Searching for Family
African Americans had endured legal enslavement in the United States for 250 years. They had no legal rights to their own bodies or relationships: no right to marry, to have custody or control of their own children, to make money from their own work, or to build wealth for their own families.
Forced separation of families by sale on the auction block took mother from baby, husband from wife, sister from sister, and brother from brother. Sale took a horrific emotional toll: To be “sold down the river” most often meant never seeing family again.
But in spite of these horrendous pressures, African Americans managed to build strong familial relationships, soul-saving extended kinship networks, a history-changing communal culture, and thriving spiritual traditions that continue to this day.

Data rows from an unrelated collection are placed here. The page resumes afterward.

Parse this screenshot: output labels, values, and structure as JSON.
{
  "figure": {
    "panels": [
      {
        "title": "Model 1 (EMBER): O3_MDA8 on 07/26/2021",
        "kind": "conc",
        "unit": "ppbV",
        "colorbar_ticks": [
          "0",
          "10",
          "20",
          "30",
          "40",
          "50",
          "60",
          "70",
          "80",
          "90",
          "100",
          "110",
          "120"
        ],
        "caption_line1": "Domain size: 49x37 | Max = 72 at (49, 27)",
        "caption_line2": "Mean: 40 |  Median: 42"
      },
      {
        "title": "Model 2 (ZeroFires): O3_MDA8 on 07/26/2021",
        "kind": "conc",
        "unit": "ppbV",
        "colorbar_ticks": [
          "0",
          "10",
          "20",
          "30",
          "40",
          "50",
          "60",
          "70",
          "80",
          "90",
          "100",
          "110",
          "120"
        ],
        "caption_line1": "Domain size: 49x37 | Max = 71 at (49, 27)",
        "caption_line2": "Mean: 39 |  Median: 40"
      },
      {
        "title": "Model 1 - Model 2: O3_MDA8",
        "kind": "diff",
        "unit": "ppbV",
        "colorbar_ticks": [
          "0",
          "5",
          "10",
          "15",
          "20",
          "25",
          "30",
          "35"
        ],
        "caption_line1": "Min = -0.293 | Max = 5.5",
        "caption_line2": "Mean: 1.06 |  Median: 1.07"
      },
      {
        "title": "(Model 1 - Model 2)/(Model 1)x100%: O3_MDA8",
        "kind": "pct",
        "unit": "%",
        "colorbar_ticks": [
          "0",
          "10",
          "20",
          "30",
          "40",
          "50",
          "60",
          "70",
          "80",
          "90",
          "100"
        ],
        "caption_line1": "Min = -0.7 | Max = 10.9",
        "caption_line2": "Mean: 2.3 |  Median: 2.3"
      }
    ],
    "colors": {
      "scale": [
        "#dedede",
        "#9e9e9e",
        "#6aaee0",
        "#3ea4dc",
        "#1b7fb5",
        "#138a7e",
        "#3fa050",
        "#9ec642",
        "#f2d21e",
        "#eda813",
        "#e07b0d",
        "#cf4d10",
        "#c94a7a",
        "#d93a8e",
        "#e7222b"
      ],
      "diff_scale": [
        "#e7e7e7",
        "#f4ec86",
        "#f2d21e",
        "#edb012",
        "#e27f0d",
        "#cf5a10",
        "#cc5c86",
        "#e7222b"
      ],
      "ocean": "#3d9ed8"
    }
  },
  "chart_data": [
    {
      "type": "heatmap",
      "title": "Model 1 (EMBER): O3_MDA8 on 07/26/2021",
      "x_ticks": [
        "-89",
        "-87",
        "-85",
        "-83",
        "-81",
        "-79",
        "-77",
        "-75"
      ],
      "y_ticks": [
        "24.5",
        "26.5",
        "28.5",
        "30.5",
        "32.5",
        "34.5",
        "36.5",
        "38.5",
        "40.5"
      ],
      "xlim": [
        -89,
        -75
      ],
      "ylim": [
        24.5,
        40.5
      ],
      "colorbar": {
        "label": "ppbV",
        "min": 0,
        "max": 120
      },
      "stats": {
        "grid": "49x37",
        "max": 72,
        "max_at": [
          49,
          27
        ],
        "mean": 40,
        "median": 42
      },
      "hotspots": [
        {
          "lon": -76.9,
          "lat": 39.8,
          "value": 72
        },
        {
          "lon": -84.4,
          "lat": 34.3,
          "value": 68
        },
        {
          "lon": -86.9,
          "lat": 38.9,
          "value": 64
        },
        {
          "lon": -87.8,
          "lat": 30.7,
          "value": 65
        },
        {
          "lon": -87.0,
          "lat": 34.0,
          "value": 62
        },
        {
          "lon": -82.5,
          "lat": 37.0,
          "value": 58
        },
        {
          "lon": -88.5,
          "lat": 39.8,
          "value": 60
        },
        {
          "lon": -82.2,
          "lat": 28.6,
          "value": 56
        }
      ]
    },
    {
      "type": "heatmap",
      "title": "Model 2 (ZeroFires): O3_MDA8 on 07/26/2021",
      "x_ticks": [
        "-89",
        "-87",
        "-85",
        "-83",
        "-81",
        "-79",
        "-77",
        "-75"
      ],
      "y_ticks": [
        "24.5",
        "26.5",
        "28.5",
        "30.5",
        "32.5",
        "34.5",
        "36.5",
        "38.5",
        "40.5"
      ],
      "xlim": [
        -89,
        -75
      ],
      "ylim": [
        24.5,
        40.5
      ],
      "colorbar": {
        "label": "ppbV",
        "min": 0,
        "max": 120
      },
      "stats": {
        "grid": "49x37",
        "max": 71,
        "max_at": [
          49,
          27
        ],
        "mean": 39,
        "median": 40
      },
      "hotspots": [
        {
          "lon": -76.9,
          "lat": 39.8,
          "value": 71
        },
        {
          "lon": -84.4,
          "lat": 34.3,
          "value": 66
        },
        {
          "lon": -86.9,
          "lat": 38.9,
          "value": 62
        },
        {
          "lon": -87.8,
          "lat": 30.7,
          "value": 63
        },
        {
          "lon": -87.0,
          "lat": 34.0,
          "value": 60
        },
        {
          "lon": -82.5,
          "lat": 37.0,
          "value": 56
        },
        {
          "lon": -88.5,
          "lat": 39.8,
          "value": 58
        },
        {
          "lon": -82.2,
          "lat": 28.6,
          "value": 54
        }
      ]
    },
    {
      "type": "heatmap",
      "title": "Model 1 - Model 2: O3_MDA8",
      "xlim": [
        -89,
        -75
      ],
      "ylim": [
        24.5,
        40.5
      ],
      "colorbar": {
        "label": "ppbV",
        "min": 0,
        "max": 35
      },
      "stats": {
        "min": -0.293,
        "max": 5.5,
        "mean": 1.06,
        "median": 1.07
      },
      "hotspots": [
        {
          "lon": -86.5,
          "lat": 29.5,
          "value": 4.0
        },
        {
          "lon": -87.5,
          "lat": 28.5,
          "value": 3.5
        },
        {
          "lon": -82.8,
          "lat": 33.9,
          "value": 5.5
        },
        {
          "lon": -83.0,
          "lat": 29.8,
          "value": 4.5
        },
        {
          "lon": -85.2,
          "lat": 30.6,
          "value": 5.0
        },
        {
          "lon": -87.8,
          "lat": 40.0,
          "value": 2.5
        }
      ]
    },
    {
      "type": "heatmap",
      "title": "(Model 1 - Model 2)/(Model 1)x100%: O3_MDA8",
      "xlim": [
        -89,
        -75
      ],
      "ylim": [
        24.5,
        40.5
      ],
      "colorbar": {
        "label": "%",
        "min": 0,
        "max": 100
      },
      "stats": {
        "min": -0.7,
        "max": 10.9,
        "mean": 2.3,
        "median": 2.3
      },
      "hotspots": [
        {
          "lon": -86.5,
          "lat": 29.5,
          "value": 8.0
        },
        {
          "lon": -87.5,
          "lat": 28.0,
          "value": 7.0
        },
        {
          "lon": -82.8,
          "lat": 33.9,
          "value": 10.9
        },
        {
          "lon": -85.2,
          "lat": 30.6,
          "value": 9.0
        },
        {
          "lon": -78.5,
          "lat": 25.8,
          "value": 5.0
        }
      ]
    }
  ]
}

Evidence of their family bonds can be seen in ads African Americans placed in newspapers after the Civil War to find their people:
INFORMATION WANTED: My father, Phil Givens, left Owensboro, Ky., ten years ago for Missouri; also my sister, Bidy Givens. It is said that she lived in Jackson, Mo. Any information about them will be gladly received by writing to me at Owensboro, Ky. —JANE GIVENS
INFORMATION WANTED OF MY SON, Allen Jones. He left me before the war, in Mississippi. He wrote me a letter in 1853 in which letter he said that he was sold to the highest bidder, a gentleman in Charleston, S.C. Nancy Jones, his mother, would like to know the whereabouts of the above named person. Any information may be sent to Rev. J. W. Turner, pastor of the A.M.E. Church, Ottowa, Kansas.
Information Wanted. EVANS GREEN desires to find his mother, Mrs. PHILLIS GREEN, whom he left in Virginia some years ago. She belonged to old Squire Cook, of Winchester, whose son was an attorney-at-law. Any information respecting her will be thankfully received.
The need to find family was so strong that these ads ran for over a half-century after legal slavery and the war were over.
Celebrating Survival
That’s why today African American communities celebrate Juneteenth—June combined with 19th—with family reunions, community picnics and cookouts, concerts, rodeos, street fairs, church events, museum programs, and other joyful cultural affairs.
It’s a celebration of freedom and everything freedom means: the right to make, keep, protect, and honor family; the right to earn from your own labor and create wealth that will take your family forward; the right to make your own way, and to pave a road your children can walk to a brilliant and promising future.
Before slavery ended, the 4th of July did not represent freedom to African Americans, as it did for other Americans, because they were not free people. Today many African Americans hold both Juneteenth and the 4th to be celebrations of liberation.
But, most of all, Juneteenth is a testament to the will of African Americans to survive slavery as full human beings and as loving, connected families.